長崎県五島市の福江島では、商店街などで見られる飼い主のいない猫をめぐり、糞尿被害や衛生面の問題が町内会長会議で取り上げられました。

猫は地域にとって身近な存在である一方、適切な管理が行われなければ、生活環境への影響や住民間のトラブルにつながります。特に商店街のように人通りが多い場所では、においや衛生面の問題が深刻になりやすいのが実情です。

商店街での猫の糞尿被害

中央町第三町内会からは、「商店街内の猫の糞尿被害対策をしてほしい」との意見が出されました。

特定の場所に野良猫が集まっていること、エサやり禁止などの注意喚起や忌避剤の配布をしてほしいこと、雨上がりなどは特ににおいが強く不衛生であることが指摘されています。

福江島の商店街は、地域住民だけでなく観光客も訪れる場所です。そのため、猫の糞尿被害は、地域の生活環境だけでなく、まちの印象にも影響する問題といえます。

五島市と保健所の役割

五島市生活環境課は、放置猫の対策について、五島保健所が所管しており、長崎県動物の愛護及び管理に関する条例に基づく対応を行っていると説明しました。市は、それに協力する立場で対策に取り組んでいます。

五島保健所では、飼い主のいない猫に餌やりを行う人に対して、正しい飼養管理を指導し、周辺住民の生活環境に配慮した管理を促す「地域猫活動」に取り組んでいます。

また、不妊手術車、いわゆるスペイカーによる地域巡回活動や、地域猫活動への指導なども行われています。

忌避剤の配布予定はなし

商店街における猫の糞尿被害対策について、五島市が五島保健所に確認したところ、昨年度に数件の指導を行っているものの、改善が見られていないとのことでした。

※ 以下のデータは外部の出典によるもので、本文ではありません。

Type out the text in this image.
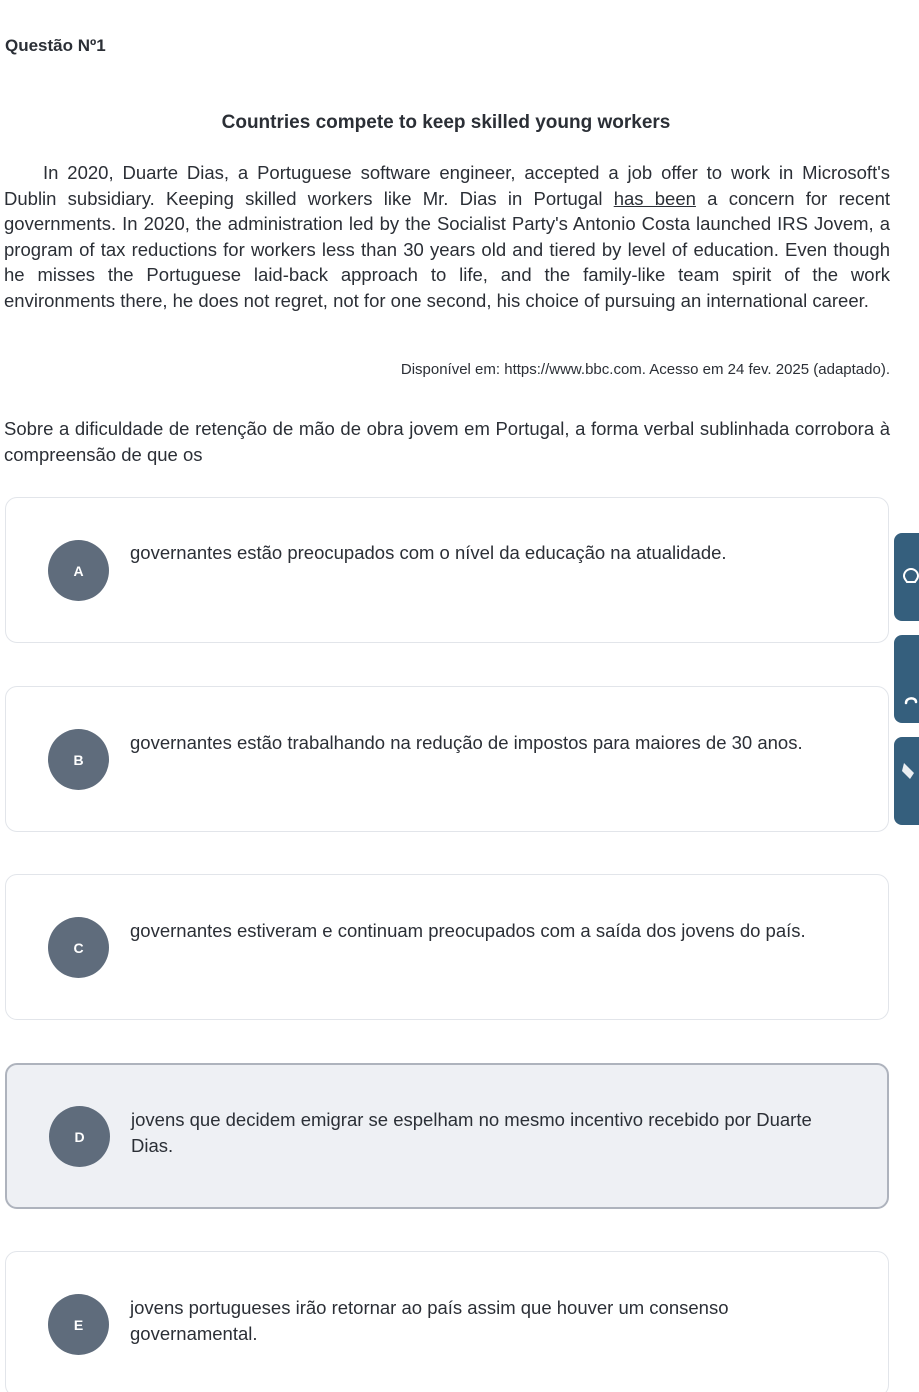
Questão Nº1
Countries compete to keep skilled young workers

In 2020, Duarte Dias, a Portuguese software engineer, accepted a job offer to work in Microsoft's Dublin subsidiary. Keeping skilled workers like Mr. Dias in Portugal has been a concern for recent governments. In 2020, the administration led by the Socialist Party's Antonio Costa launched IRS Jovem, a program of tax reductions for workers less than 30 years old and tiered by level of education. Even though he misses the Portuguese laid-back approach to life, and the family-like team spirit of the work environments there, he does not regret, not for one second, his choice of pursuing an international career.

Disponível em: https://www.bbc.com. Acesso em 24 fev. 2025 (adaptado).
Sobre a dificuldade de retenção de mão de obra jovem em Portugal, a forma verbal sublinhada corrobora à compreensão de que os
A
governantes estão preocupados com o nível da educação na atualidade.
B
governantes estão trabalhando na redução de impostos para maiores de 30 anos.
C
governantes estiveram e continuam preocupados com a saída dos jovens do país.
D
jovens que decidem emigrar se espelham no mesmo incentivo recebido por Duarte Dias.
E
jovens portugueses irão retornar ao país assim que houver um consenso governamental.
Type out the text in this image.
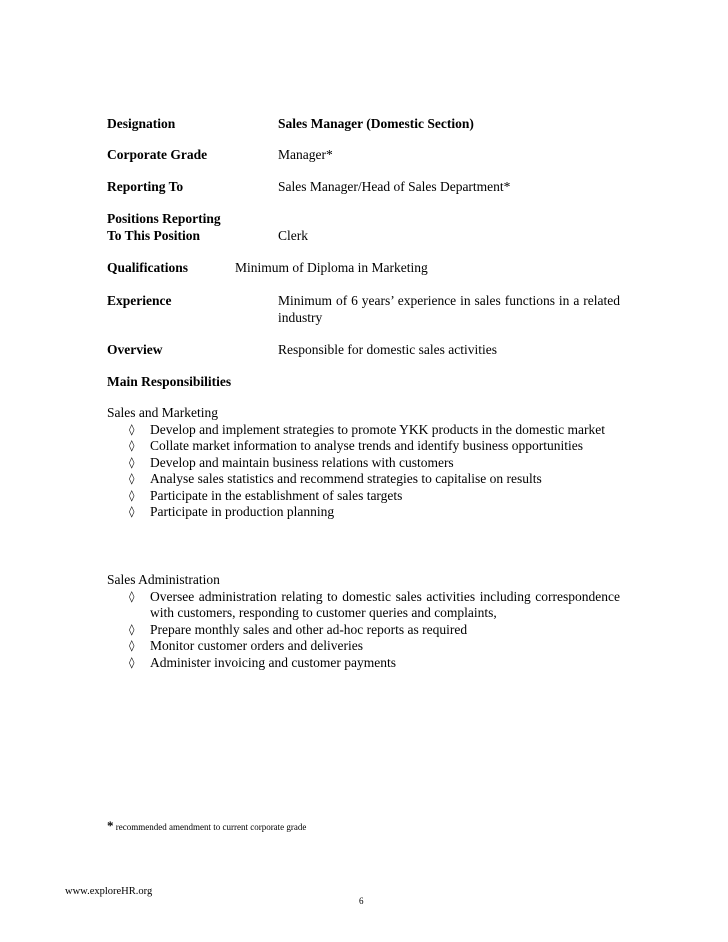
Designation	Sales Manager (Domestic Section)
Corporate Grade	Manager*
Reporting To	Sales Manager/Head of Sales Department*
Positions Reporting
To This Position	Clerk
Qualifications	Minimum of Diploma in Marketing
Experience	Minimum of 6 years’ experience in sales functions in a related industry
Overview	Responsible for domestic sales activities
Main Responsibilities
Sales and Marketing
◊ Develop and implement strategies to promote YKK products in the domestic market
◊ Collate market information to analyse trends and identify business opportunities
◊ Develop and maintain business relations with customers
◊ Analyse sales statistics and recommend strategies to capitalise on results
◊ Participate in the establishment of sales targets
◊ Participate in production planning
Sales Administration
◊ Oversee administration relating to domestic sales activities including correspondence with customers, responding to customer queries and complaints,
◊ Prepare monthly sales and other ad-hoc reports as required
◊ Monitor customer orders and deliveries
◊ Administer invoicing and customer payments
* recommended amendment to current corporate grade
www.exploreHR.org
6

また、忌避剤の配布については、保健所としても予定はなく、市としても配布を行う予定はないと回答しています。

無責任な餌やりをどう防ぐか

五島市は、餌やりを行う住民が、不妊・去勢が適切に行われた猫の汚物処理をきちんと行うなど、地域猫活動に協力することが重要だとしています。

また、無責任な餌やりは条例違反であることなどを、広報周知によって市民に理解してもらい、県の取組に協力しながら対策を進めていく考えです。

猫との共生は、「猫を排除する」ことでも、「無条件に放置する」ことでもありません。地域住民、餌やりをする人、行政、保健所が役割を分担し、糞尿被害を減らしながら、命を適切に管理する仕組みが求められています。